Can any USB mouse or keyboard be connected to the PS/2 connector of a motherboard via USB-PS/2 adapter

keyboardmotherboardmouseps2usb

IS there a necessity for the mouse to know a different protocol or a different pinout to be able to be connected to a PS/2 port ?

Many vendors provide USB – PS/2 adapter, but some don't.

From what I know PS2 and USB interfaces even have a different number of pins. How would such an adapter work ?

Will the device have the same performance as before ?

Is it necessary for the USB device to 'know' it is connected to a PS/2 port ? I suppose it is necessary since USB to PS/2 adapters are just that : adapters. not converters. They do not do anything to the signal so probably the keyboard or mouse should know and adapt their signal accordingly.

And another question: Is there any latency added when connecting a USB keyboard or mouse to a PS/2 port using an adapter ? I suppose the adapter itself does not add latency since it only connects some pins to some others, but inside the mouse or keyboard something has to change. The mouse has to switch to PS/2 data serialization instead of USB. In theory PS/2 should be faster but I am thinking that if that particular device is made to work naitvely on USB it could have sort of internal signal converter which may generate some latency.

Best Answer

These adapters are purely mechanical. There is no converter or whatever inside.

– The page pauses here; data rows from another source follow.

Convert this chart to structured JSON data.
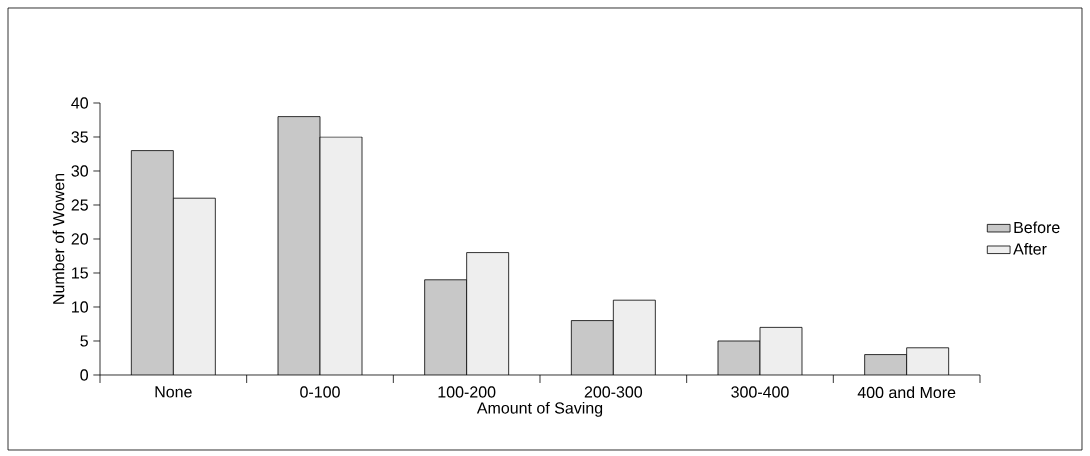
{
  "chart_data": {
    "type": "bar",
    "xlabel": "Amount of Saving",
    "ylabel": "Number of Wowen",
    "categories": [
      "None",
      "0-100",
      "100-200",
      "200-300",
      "300-400",
      "400 and More"
    ],
    "series": [
      {
        "name": "Before",
        "color": "#c8c8c8",
        "values": [
          33,
          38,
          14,
          8,
          5,
          3
        ]
      },
      {
        "name": "After",
        "color": "#eeeeee",
        "values": [
          26,
          35,
          18,
          11,
          7,
          4
        ]
      }
    ],
    "ylim": [
      0,
      40
    ],
    "yticks": [
      0,
      5,
      10,
      15,
      20,
      25,
      30,
      35,
      40
    ],
    "grid": false,
    "legend": "right"
  }
}
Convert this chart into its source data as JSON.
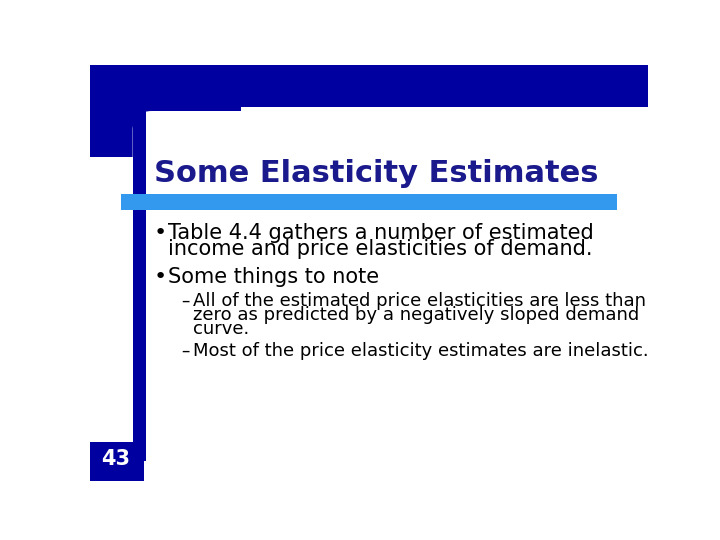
{
  "title": "Some Elasticity Estimates",
  "title_color": "#1a1a8c",
  "title_fontsize": 22,
  "title_bold": true,
  "slide_bg": "#FFFFFF",
  "dark_blue": "#0000A0",
  "blue_bar_color": "#3399EE",
  "bullet1_line1": "Table 4.4 gathers a number of estimated",
  "bullet1_line2": "income and price elasticities of demand.",
  "bullet2": "Some things to note",
  "sub1_line1": "All of the estimated price elasticities are less than",
  "sub1_line2": "zero as predicted by a negatively sloped demand",
  "sub1_line3": "curve.",
  "sub2": "Most of the price elasticity estimates are inelastic.",
  "page_number": "43",
  "page_color": "#FFFFFF",
  "text_color": "#000000",
  "bullet_fontsize": 15,
  "sub_fontsize": 13,
  "left_bar_color": "#0000A0"
}
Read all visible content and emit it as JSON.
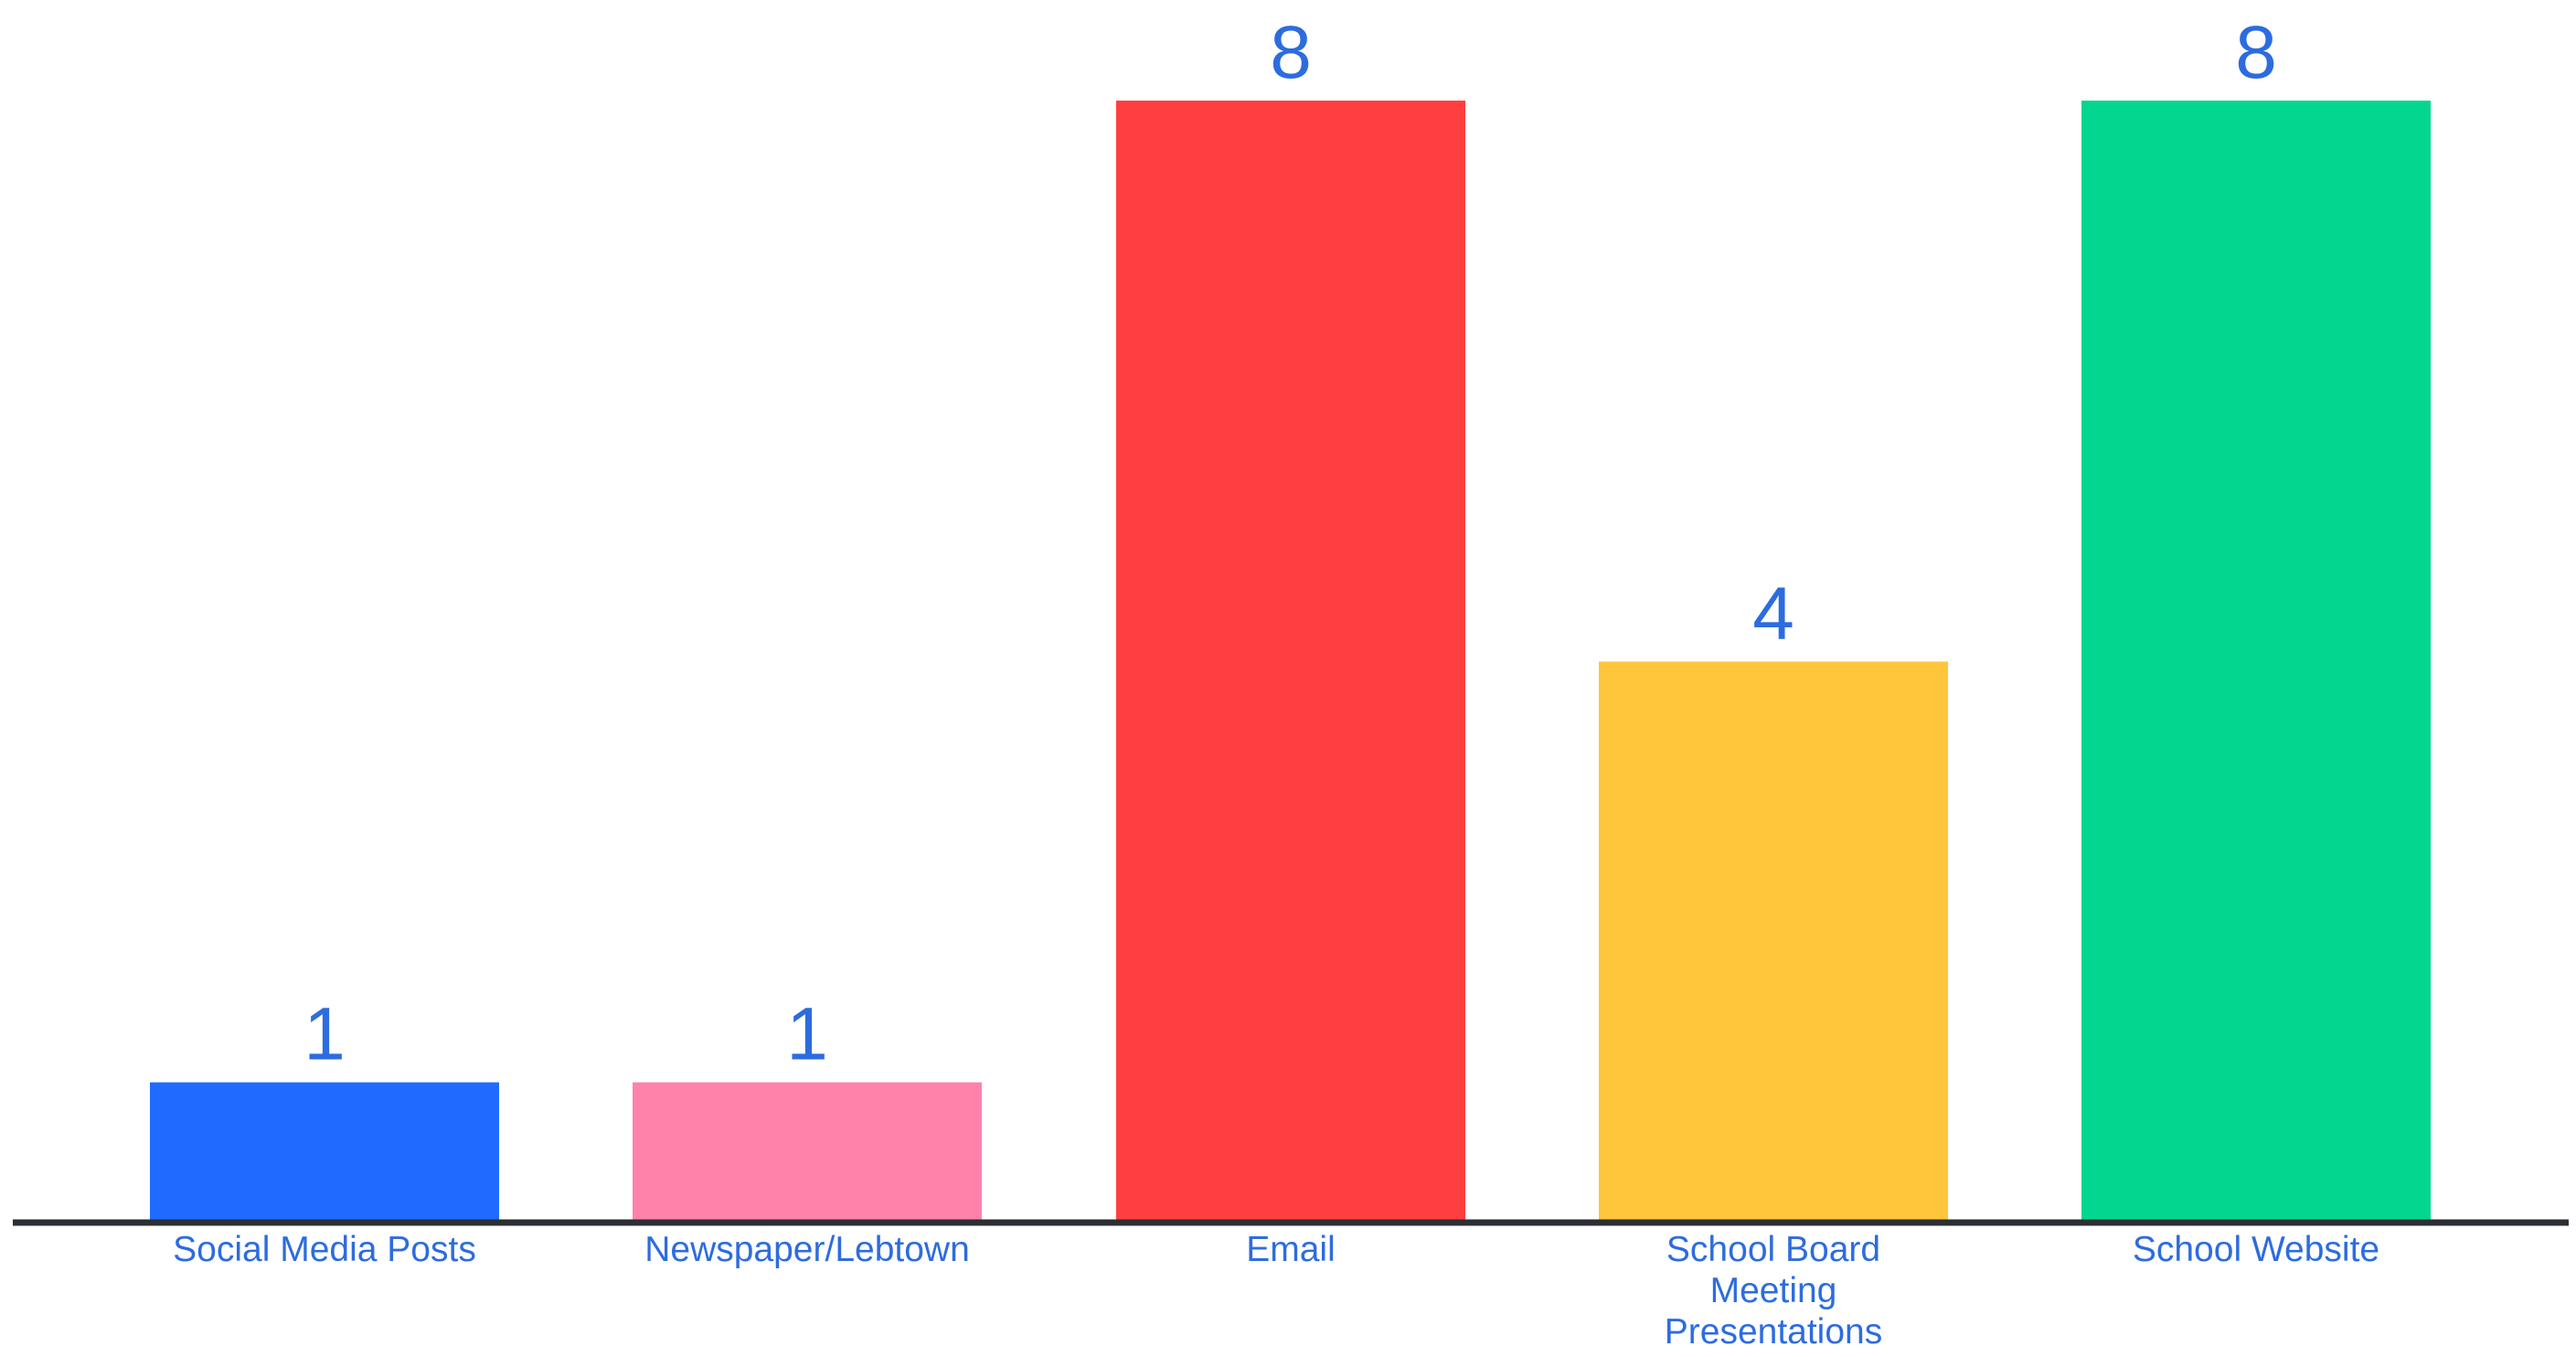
{
  "chart_data": {
    "type": "bar",
    "categories": [
      "Social Media Posts",
      "Newspaper/Lebtown",
      "Email",
      "School Board Meeting Presentations",
      "School Website"
    ],
    "category_label_lines": [
      [
        "Social Media Posts"
      ],
      [
        "Newspaper/Lebtown"
      ],
      [
        "Email"
      ],
      [
        "School Board",
        "Meeting",
        "Presentations"
      ],
      [
        "School Website"
      ]
    ],
    "values": [
      1,
      1,
      8,
      4,
      8
    ],
    "data_labels": [
      "1",
      "1",
      "8",
      "4",
      "8"
    ],
    "bar_colors": [
      "#1f6bff",
      "#ff82ab",
      "#ff3f3f",
      "#ffc53b",
      "#03d68f"
    ],
    "label_color": "#2d6cdf",
    "axis_color": "#2b2f33",
    "title": "",
    "xlabel": "",
    "ylabel": "",
    "ylim": [
      0,
      8
    ],
    "grid": false,
    "legend": "none"
  }
}
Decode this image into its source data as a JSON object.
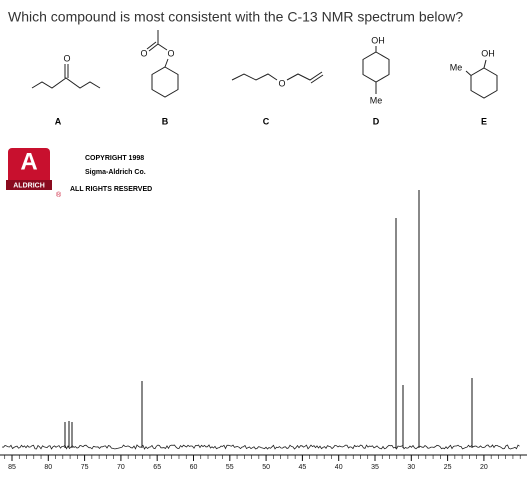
{
  "question": "Which compound is most consistent with the C-13 NMR spectrum below?",
  "compounds": [
    {
      "label": "A",
      "atoms": [
        "O"
      ]
    },
    {
      "label": "B",
      "atoms": [
        "O",
        "O"
      ]
    },
    {
      "label": "C",
      "atoms": [
        "O"
      ]
    },
    {
      "label": "D",
      "atoms": [
        "OH",
        "Me"
      ]
    },
    {
      "label": "E",
      "atoms": [
        "OH",
        "Me"
      ]
    }
  ],
  "logo": {
    "letter": "A",
    "name": "ALDRICH",
    "mark": "®"
  },
  "copyright": [
    "COPYRIGHT 1998",
    "Sigma-Aldrich Co.",
    "ALL RIGHTS RESERVED"
  ],
  "spectrum": {
    "xticks": [
      85,
      80,
      75,
      70,
      65,
      60,
      55,
      50,
      45,
      40,
      35,
      30,
      25,
      20
    ]
  }
}
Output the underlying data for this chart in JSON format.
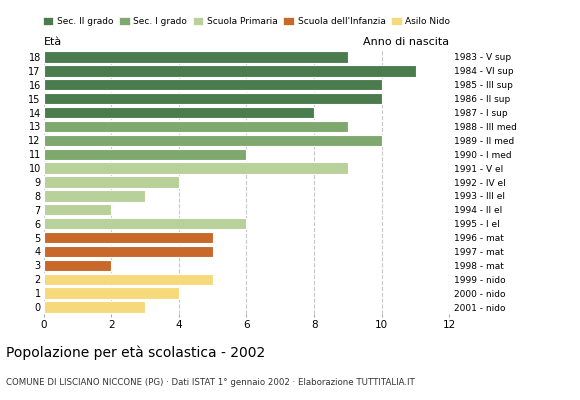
{
  "ages": [
    18,
    17,
    16,
    15,
    14,
    13,
    12,
    11,
    10,
    9,
    8,
    7,
    6,
    5,
    4,
    3,
    2,
    1,
    0
  ],
  "values": [
    9,
    11,
    10,
    10,
    8,
    9,
    10,
    6,
    9,
    4,
    3,
    2,
    6,
    5,
    5,
    2,
    5,
    4,
    3
  ],
  "right_labels": [
    "1983 - V sup",
    "1984 - VI sup",
    "1985 - III sup",
    "1986 - II sup",
    "1987 - I sup",
    "1988 - III med",
    "1989 - II med",
    "1990 - I med",
    "1991 - V el",
    "1992 - IV el",
    "1993 - III el",
    "1994 - II el",
    "1995 - I el",
    "1996 - mat",
    "1997 - mat",
    "1998 - mat",
    "1999 - nido",
    "2000 - nido",
    "2001 - nido"
  ],
  "categories": {
    "Sec. II grado": {
      "ages": [
        14,
        15,
        16,
        17,
        18
      ],
      "color": "#4a7c4e"
    },
    "Sec. I grado": {
      "ages": [
        11,
        12,
        13
      ],
      "color": "#7fa86e"
    },
    "Scuola Primaria": {
      "ages": [
        6,
        7,
        8,
        9,
        10
      ],
      "color": "#b8d09a"
    },
    "Scuola dell'Infanzia": {
      "ages": [
        3,
        4,
        5
      ],
      "color": "#c8682a"
    },
    "Asilo Nido": {
      "ages": [
        0,
        1,
        2
      ],
      "color": "#f5d97a"
    }
  },
  "legend_order": [
    "Sec. II grado",
    "Sec. I grado",
    "Scuola Primaria",
    "Scuola dell'Infanzia",
    "Asilo Nido"
  ],
  "legend_colors": [
    "#4a7c4e",
    "#7fa86e",
    "#b8d09a",
    "#c8682a",
    "#f5d97a"
  ],
  "xlim": [
    0,
    12
  ],
  "xticks": [
    0,
    2,
    4,
    6,
    8,
    10,
    12
  ],
  "xlabel_left": "Età",
  "xlabel_right": "Anno di nascita",
  "title": "Popolazione per età scolastica - 2002",
  "subtitle": "COMUNE DI LISCIANO NICCONE (PG) · Dati ISTAT 1° gennaio 2002 · Elaborazione TUTTITALIA.IT",
  "bar_height": 0.82,
  "background_color": "#ffffff",
  "grid_color": "#c8c8c8"
}
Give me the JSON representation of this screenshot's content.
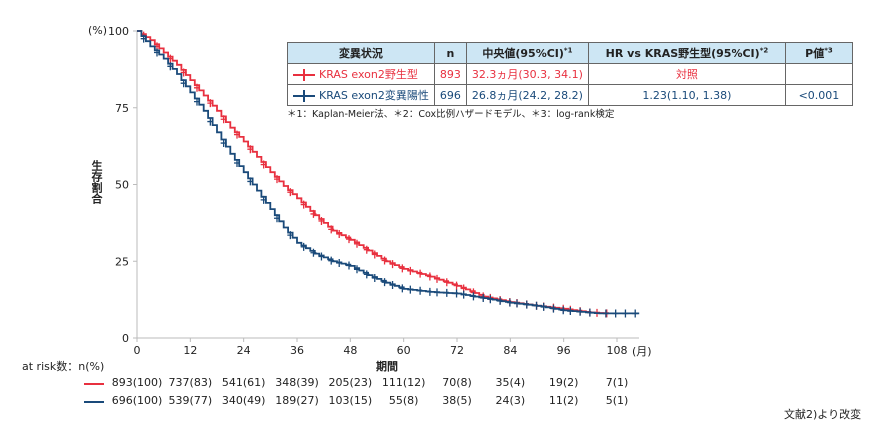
{
  "chart_data": {
    "type": "line",
    "subtype": "kaplan-meier",
    "xlabel": "期間",
    "x_unit": "(月)",
    "ylabel": "生存割合",
    "y_unit": "(%)",
    "xlim": [
      0,
      108
    ],
    "ylim": [
      0,
      100
    ],
    "xticks": [
      0,
      12,
      24,
      36,
      48,
      60,
      72,
      84,
      96,
      108
    ],
    "yticks": [
      0,
      25,
      50,
      75,
      100
    ],
    "grid": false,
    "series": [
      {
        "name": "KRAS exon2野生型",
        "color": "#e8303f",
        "points": [
          [
            0,
            100
          ],
          [
            3,
            97
          ],
          [
            6,
            93
          ],
          [
            9,
            89
          ],
          [
            12,
            84
          ],
          [
            15,
            79
          ],
          [
            18,
            74
          ],
          [
            21,
            68.5
          ],
          [
            24,
            64
          ],
          [
            27,
            59
          ],
          [
            30,
            54
          ],
          [
            33,
            49.5
          ],
          [
            36,
            45.5
          ],
          [
            40,
            40
          ],
          [
            44,
            35
          ],
          [
            48,
            32
          ],
          [
            52,
            28.5
          ],
          [
            56,
            25
          ],
          [
            60,
            22.5
          ],
          [
            66,
            20
          ],
          [
            72,
            17
          ],
          [
            78,
            13.5
          ],
          [
            84,
            11.7
          ],
          [
            90,
            10.5
          ],
          [
            96,
            9.5
          ],
          [
            102,
            8.3
          ],
          [
            106,
            8
          ]
        ]
      },
      {
        "name": "KRAS exon2変異陽性",
        "color": "#1a4a7a",
        "points": [
          [
            0,
            100
          ],
          [
            3,
            95
          ],
          [
            6,
            91
          ],
          [
            9,
            86
          ],
          [
            12,
            80
          ],
          [
            15,
            74
          ],
          [
            18,
            67
          ],
          [
            21,
            60
          ],
          [
            24,
            54
          ],
          [
            27,
            48
          ],
          [
            30,
            42
          ],
          [
            33,
            36
          ],
          [
            36,
            31
          ],
          [
            40,
            27.5
          ],
          [
            44,
            25
          ],
          [
            48,
            23.5
          ],
          [
            52,
            20.5
          ],
          [
            56,
            18
          ],
          [
            60,
            16
          ],
          [
            66,
            15
          ],
          [
            72,
            14.5
          ],
          [
            78,
            13
          ],
          [
            84,
            11.5
          ],
          [
            90,
            10.5
          ],
          [
            96,
            9
          ],
          [
            104,
            8
          ],
          [
            113,
            8
          ]
        ]
      }
    ]
  },
  "table": {
    "headers": [
      "変異状況",
      "n",
      "中央値(95%CI)",
      "HR vs KRAS野生型(95%CI)",
      "P値"
    ],
    "header_sups": [
      "",
      "",
      "*1",
      "*2",
      "*3"
    ],
    "rows": [
      {
        "label": "KRAS exon2野生型",
        "n": "893",
        "median": "32.3ヵ月(30.3, 34.1)",
        "hr": "対照",
        "p": ""
      },
      {
        "label": "KRAS exon2変異陽性",
        "n": "696",
        "median": "26.8ヵ月(24.2, 28.2)",
        "hr": "1.23(1.10, 1.38)",
        "p": "<0.001"
      }
    ],
    "footnote": "＊1：Kaplan-Meier法、＊2：Cox比例ハザードモデル、＊3：log-rank検定"
  },
  "at_risk": {
    "label": "at risk数：n(%)",
    "rows": [
      {
        "color": "#e8303f",
        "values": [
          "893(100)",
          "737(83)",
          "541(61)",
          "348(39)",
          "205(23)",
          "111(12)",
          "70(8)",
          "35(4)",
          "19(2)",
          "7(1)"
        ]
      },
      {
        "color": "#1a4a7a",
        "values": [
          "696(100)",
          "539(77)",
          "340(49)",
          "189(27)",
          "103(15)",
          "55(8)",
          "38(5)",
          "24(3)",
          "11(2)",
          "5(1)"
        ]
      }
    ]
  },
  "source": "文献2)より改変"
}
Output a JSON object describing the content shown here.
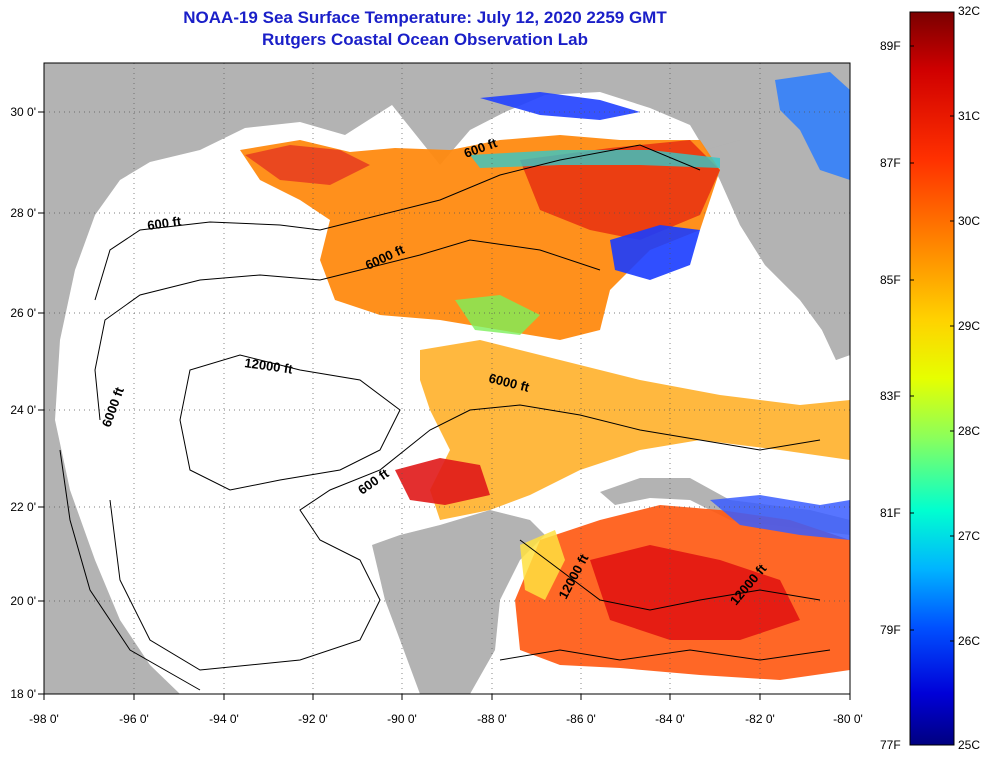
{
  "title": "NOAA-19 Sea Surface Temperature:  July 12, 2020 2259 GMT",
  "subtitle": "Rutgers Coastal Ocean Observation Lab",
  "map": {
    "lat_labels": [
      "30 0'",
      "28 0'",
      "26 0'",
      "24 0'",
      "22 0'",
      "20 0'",
      "18 0'"
    ],
    "lon_labels": [
      "-98 0'",
      "-96 0'",
      "-94 0'",
      "-92 0'",
      "-90 0'",
      "-88 0'",
      "-86 0'",
      "-84 0'",
      "-82 0'",
      "-80 0'"
    ],
    "lat_range": [
      18,
      31
    ],
    "lon_range": [
      -98,
      -80
    ],
    "contours": [
      "600 ft",
      "6000 ft",
      "12000 ft",
      "600 ft",
      "6000 ft",
      "600 ft",
      "12000 ft",
      "12000 ft",
      "6000 ft"
    ],
    "land_color": "#b3b3b3",
    "cloud_color": "#ffffff"
  },
  "colorbar": {
    "celsius": [
      "32C",
      "31C",
      "30C",
      "29C",
      "28C",
      "27C",
      "26C",
      "25C"
    ],
    "fahrenheit": [
      "89F",
      "87F",
      "85F",
      "83F",
      "81F",
      "79F",
      "77F"
    ],
    "range_c": [
      25,
      32
    ],
    "colors": [
      "#7a0000",
      "#d00000",
      "#ff3000",
      "#ff8800",
      "#ffd200",
      "#e6ff00",
      "#8cff5a",
      "#00ffd0",
      "#00b4ff",
      "#0050ff",
      "#0000d8",
      "#000080"
    ]
  }
}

So, yes, the mouse/keyboard needs to do PS/2 by itself.

Whether the controller IC inside the input device will perform worse with PS/2 will depend on how the protocol switch is made.

It is unlikely that PS/2 will perform noticably different than USB. From just looking at the connection specs, USB is vastly superior, both in speed and latency. Only USB host controller inefficiencies could lead to a worse overall experience.

PS/2 and USB share some properties that make an adapter feasible:

  • 5 V
  • Low current
  • 2 “data” wires (though one is clock on PS/2).